Pour moi, il est très intéressant de voir comment les gens montent dans l'avion et avec quel visage ils en descendent après l'exercice. J'ai eu un pilote très talentueux qui s'est figé lorsque l'avion est parti en vrille. Il ne pouvait rien faire et l'avion était sur le point de tomber du ciel.. J'ai pris le relais et lorsque nous sommes revenus à une situation de vol normale, il a dit que c'était l'expérience la plus incroyable de sa vie de pilote. J'ai dit : "D'accord, nous allons le refaire, cette fois ensemble". Lorsque nous sommes descendus de l'avion, je lui ai dit que je n'avais pas du tout besoin de l'aider. Et puis j'ai vu sur son visage ce "Ok, maintenant je sais ce qu'il faut faire".
Wings Level opère à partir de différents aérodromes. C'est plutôt inhabituel pour une école de pilotage. Comment le concept est-il accueilli ?
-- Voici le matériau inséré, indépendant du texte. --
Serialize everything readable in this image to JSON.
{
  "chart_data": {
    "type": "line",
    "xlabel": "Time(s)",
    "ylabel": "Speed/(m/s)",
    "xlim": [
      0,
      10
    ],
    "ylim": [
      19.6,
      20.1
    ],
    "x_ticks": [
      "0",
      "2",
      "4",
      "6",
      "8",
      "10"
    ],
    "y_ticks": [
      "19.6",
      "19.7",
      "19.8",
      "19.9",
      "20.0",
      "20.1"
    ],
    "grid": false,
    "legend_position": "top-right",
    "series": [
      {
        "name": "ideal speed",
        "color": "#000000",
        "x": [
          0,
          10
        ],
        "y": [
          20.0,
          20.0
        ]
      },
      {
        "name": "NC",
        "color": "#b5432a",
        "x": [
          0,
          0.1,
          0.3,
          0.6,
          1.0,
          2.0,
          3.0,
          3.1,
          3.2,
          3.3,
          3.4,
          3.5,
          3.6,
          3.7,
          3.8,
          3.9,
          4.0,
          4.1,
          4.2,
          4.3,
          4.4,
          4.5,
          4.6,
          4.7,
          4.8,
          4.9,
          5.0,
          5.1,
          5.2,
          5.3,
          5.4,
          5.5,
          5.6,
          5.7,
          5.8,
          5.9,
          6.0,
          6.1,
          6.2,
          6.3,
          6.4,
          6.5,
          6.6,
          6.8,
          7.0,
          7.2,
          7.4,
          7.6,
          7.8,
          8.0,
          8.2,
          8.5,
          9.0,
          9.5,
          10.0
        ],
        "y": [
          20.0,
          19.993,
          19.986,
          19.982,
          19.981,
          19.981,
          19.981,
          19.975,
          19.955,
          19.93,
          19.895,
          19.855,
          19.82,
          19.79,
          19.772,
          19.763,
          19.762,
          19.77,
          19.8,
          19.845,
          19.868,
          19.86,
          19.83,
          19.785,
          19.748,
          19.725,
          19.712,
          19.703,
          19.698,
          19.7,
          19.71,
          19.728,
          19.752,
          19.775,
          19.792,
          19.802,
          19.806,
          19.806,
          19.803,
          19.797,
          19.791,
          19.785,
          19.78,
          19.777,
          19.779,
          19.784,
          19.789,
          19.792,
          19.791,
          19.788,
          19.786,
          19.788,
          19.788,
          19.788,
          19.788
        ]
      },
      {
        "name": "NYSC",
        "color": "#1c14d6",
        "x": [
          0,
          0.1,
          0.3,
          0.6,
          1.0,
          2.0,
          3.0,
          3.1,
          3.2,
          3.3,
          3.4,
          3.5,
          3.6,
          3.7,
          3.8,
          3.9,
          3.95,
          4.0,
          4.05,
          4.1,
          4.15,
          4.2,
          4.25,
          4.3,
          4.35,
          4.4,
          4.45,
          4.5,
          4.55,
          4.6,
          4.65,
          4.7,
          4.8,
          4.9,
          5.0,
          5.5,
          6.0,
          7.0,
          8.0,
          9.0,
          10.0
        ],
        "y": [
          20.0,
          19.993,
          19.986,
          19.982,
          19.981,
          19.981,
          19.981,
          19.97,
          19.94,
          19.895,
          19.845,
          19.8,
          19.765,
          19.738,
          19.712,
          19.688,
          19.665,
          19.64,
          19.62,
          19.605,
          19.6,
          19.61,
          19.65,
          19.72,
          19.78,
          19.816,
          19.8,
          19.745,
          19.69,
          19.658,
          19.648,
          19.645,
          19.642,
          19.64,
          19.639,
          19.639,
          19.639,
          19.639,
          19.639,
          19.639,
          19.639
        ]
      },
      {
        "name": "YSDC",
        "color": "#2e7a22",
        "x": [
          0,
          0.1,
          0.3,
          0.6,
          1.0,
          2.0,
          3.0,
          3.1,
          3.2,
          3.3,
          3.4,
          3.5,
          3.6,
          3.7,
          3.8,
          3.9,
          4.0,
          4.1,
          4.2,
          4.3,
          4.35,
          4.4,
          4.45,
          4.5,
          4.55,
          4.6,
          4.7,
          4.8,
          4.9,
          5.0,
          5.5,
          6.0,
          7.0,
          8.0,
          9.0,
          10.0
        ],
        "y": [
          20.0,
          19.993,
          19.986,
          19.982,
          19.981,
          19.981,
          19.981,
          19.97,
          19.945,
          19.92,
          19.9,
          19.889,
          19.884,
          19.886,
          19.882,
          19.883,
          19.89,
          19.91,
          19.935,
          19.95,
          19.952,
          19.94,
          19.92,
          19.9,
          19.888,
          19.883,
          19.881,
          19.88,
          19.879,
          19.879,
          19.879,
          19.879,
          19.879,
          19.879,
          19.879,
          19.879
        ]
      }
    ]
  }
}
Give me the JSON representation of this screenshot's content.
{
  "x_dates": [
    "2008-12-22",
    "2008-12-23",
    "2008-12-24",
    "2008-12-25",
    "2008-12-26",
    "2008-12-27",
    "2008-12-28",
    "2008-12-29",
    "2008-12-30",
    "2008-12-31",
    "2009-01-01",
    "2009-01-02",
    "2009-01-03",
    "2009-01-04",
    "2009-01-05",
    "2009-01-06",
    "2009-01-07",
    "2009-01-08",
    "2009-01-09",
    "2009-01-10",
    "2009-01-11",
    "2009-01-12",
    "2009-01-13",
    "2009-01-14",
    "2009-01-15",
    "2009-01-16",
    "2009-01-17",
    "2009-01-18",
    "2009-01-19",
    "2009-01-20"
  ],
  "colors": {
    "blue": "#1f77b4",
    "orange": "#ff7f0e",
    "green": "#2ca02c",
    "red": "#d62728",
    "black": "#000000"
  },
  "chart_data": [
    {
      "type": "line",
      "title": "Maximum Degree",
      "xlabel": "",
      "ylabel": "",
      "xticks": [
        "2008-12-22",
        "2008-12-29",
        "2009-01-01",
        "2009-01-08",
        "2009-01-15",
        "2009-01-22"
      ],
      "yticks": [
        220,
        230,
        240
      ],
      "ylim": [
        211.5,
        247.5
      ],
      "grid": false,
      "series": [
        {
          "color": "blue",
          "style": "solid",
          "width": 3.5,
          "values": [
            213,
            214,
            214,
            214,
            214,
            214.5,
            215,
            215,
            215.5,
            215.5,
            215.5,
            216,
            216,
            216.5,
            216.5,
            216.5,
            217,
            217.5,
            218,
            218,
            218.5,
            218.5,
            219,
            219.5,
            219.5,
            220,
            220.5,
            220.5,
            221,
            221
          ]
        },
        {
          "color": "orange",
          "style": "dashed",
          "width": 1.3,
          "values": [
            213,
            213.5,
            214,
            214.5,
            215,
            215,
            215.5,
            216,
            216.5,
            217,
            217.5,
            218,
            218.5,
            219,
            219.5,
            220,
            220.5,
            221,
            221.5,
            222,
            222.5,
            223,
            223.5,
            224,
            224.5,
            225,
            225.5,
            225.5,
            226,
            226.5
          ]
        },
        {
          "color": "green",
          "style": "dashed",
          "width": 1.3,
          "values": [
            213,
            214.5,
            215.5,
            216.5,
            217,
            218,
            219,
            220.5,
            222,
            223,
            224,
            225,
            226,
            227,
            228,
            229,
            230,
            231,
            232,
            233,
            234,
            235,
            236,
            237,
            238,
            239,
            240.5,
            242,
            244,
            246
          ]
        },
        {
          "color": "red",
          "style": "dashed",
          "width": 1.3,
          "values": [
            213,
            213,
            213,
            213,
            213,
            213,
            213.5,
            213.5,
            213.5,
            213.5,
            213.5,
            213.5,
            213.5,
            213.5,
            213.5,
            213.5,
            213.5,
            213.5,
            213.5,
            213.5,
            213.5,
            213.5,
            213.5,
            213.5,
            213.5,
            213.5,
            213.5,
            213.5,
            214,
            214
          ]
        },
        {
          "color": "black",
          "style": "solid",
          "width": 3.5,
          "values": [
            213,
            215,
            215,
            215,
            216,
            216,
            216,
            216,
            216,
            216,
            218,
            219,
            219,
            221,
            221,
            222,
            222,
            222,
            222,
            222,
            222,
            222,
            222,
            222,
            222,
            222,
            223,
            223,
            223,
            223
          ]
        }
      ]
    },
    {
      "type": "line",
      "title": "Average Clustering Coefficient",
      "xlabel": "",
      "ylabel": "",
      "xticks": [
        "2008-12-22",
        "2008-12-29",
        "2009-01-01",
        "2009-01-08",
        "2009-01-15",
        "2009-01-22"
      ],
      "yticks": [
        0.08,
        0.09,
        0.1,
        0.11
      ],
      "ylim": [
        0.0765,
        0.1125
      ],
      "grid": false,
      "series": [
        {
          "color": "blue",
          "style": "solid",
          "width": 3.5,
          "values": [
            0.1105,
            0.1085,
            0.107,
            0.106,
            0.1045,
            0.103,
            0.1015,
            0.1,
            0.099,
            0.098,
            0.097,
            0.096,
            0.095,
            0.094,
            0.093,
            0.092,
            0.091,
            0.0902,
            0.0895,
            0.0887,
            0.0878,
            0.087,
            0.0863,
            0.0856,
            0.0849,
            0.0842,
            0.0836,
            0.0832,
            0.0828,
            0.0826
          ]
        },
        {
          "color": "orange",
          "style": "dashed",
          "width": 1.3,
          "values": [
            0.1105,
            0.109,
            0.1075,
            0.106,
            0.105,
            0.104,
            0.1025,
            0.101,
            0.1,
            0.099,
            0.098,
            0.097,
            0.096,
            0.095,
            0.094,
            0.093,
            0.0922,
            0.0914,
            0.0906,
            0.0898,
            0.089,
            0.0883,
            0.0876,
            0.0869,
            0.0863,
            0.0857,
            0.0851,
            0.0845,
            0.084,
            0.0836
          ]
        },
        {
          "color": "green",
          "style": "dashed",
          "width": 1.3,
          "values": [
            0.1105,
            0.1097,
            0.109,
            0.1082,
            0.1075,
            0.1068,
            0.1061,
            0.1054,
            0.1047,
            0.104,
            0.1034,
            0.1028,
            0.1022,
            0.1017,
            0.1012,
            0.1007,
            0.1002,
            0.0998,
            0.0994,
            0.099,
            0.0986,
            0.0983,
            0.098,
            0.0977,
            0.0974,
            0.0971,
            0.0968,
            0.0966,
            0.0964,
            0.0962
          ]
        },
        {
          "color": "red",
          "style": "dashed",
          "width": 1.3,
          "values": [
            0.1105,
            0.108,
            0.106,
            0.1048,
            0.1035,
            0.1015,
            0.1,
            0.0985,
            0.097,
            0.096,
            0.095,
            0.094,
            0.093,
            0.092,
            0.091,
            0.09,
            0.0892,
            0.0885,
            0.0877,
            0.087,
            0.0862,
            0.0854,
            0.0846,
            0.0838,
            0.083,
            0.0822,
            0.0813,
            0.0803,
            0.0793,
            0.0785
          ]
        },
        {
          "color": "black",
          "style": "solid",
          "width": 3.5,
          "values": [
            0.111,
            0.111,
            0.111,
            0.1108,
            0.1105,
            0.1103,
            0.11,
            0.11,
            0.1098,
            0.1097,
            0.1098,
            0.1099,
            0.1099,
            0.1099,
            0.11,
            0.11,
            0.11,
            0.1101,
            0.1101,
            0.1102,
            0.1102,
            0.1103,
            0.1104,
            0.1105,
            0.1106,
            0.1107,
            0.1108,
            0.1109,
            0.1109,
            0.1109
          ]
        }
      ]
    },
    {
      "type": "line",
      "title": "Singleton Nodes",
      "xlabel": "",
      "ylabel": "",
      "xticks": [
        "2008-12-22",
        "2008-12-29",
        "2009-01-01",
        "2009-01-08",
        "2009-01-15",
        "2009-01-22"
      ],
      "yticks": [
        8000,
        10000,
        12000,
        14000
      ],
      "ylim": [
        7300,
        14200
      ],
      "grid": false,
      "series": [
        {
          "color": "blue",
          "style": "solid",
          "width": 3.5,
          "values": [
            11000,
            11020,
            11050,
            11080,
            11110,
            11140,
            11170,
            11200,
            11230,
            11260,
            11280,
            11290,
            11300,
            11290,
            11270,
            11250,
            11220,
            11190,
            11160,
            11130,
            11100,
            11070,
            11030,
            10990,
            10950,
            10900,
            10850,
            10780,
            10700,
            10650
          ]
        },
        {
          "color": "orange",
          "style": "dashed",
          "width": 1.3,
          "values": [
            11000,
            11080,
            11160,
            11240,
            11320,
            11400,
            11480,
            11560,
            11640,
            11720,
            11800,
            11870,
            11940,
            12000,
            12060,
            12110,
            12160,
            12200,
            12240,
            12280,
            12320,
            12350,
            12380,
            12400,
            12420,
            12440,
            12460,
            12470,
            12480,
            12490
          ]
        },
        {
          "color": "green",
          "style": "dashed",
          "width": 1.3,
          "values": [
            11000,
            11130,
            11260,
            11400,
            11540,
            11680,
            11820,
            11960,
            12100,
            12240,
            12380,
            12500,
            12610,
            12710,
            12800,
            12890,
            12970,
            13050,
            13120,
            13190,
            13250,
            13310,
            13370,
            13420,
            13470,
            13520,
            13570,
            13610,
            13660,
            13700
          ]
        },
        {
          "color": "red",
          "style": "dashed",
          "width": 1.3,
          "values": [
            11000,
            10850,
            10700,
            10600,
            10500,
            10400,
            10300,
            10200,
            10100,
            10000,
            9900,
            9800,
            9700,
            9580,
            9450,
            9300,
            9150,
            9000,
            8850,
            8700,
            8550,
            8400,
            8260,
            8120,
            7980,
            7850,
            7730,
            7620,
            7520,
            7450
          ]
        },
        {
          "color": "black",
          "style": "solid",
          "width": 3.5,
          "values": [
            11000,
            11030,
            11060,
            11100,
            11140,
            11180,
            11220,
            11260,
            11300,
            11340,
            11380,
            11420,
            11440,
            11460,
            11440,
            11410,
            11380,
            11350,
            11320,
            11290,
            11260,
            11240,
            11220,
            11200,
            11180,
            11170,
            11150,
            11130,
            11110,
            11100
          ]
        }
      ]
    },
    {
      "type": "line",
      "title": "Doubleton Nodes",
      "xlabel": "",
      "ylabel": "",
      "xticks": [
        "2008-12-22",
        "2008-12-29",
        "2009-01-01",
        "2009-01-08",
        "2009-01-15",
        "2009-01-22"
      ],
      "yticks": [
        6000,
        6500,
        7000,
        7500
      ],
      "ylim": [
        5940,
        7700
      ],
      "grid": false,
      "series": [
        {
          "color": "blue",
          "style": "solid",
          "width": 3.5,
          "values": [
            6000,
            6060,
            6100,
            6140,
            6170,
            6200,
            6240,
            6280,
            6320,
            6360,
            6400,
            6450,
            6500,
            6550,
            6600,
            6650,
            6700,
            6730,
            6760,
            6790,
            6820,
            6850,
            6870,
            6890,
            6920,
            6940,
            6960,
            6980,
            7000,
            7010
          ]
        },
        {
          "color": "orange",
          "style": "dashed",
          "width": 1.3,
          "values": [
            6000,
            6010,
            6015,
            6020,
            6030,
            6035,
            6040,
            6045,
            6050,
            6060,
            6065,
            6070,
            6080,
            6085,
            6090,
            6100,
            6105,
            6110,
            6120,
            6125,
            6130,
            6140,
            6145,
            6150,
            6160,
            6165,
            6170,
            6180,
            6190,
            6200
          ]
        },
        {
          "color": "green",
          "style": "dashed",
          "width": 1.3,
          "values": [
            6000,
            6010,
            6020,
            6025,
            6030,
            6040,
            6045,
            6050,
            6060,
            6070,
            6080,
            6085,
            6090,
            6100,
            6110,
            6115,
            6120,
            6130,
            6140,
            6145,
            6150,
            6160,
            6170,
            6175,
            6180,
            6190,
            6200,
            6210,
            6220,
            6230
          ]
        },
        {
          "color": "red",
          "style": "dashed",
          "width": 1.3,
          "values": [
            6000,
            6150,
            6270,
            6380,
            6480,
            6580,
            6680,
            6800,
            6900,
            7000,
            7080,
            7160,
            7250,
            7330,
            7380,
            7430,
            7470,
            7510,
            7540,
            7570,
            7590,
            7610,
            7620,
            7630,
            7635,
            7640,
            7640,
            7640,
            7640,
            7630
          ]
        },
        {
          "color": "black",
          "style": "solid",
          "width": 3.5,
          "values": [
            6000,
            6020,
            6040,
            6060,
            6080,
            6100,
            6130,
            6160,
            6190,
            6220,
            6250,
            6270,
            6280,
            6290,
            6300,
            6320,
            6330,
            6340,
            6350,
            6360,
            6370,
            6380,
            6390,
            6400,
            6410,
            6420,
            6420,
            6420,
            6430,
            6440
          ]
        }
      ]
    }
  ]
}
Nous allons là où il y a un besoin. Par exemple, nous avons un partenariat avec Neuchâtel et avec Rarogne. Les responsables sont super ouverts. Nous sommes là pour aider, pas pour concurrencer les autres écoles de vol. L'idée est d'organiser chaque année un "Defy Gravity Meet-Up" à Rarogne. Nous faisons les "Upset Recovery Seminars" là où il y a un besoin. Si une école de pilotage nous appelle, nous y allons avec notre machine.
Les pilotes ne devraient-ils pas être formés sur place sur leur propre avion ou sur leur avion de location ?
Non. Le problème, c'est que notre formation est vraiment basée sur le "upset recovery". L'avion doit donc être certifié pour ces manœuvres. Si quelqu'un venait avec un avion qui n'est pas certifié pour cela, ce serait non seulement illégal, mais surtout dangereux. Nous travaillons avec nos propres avions, car ce n'est pas le genre d'exercices que les pilotes doivent ensuite pratiquer eux-mêmes. Il ne s'agit pas pour eux d'aller faire un spin après avoir fait un spin chez nous. Ce serait très dangereux. Ils doivent vivre une expérience exceptionnelle dans un cadre contrôlé.
Pourquoi des "séminaires de récupération d'upset" et non une formation à la voltige ?
"Upset Recovery" et voltige aérienne sont deux choses différentes. Nous proposons également des formations à la voltige. Mais les figures de voltige sont des manœuvres volontaires. C'est là que nous entraînons la précision du pilotage. Je veux faire un looping, je veux faire un spin. Un spin que j'initie consciemment n'est pas une situation d'upset. Le problème est le suivant : que m'arrive-t-il si je ne sais pas à quoi ressemble un spin et que je me retrouve involontairement dedans ? Lorsque je fais de la voltige, je sais ce que je fais. Je peux faire des figures de travers, elles ne sont alors pas belles à voir, mais le mouvement est intentionnel. Le "upset" est inattendu.
Que souhaitez-vous absolument transmettre aux pilotes ?
Voler, c'est cool et très amusant. Mais il y a des risques et il est important que les pilotes comprennent comment un avion vole, en termes d'aérodynamique. Et le plus important, c'est l'expérience. On peut lire beaucoup de choses dans les livres, mais en réalité, les choses sont parfois très différentes. Une fois que nous avons compris où sont les limites, nous sommes plus en sécurité.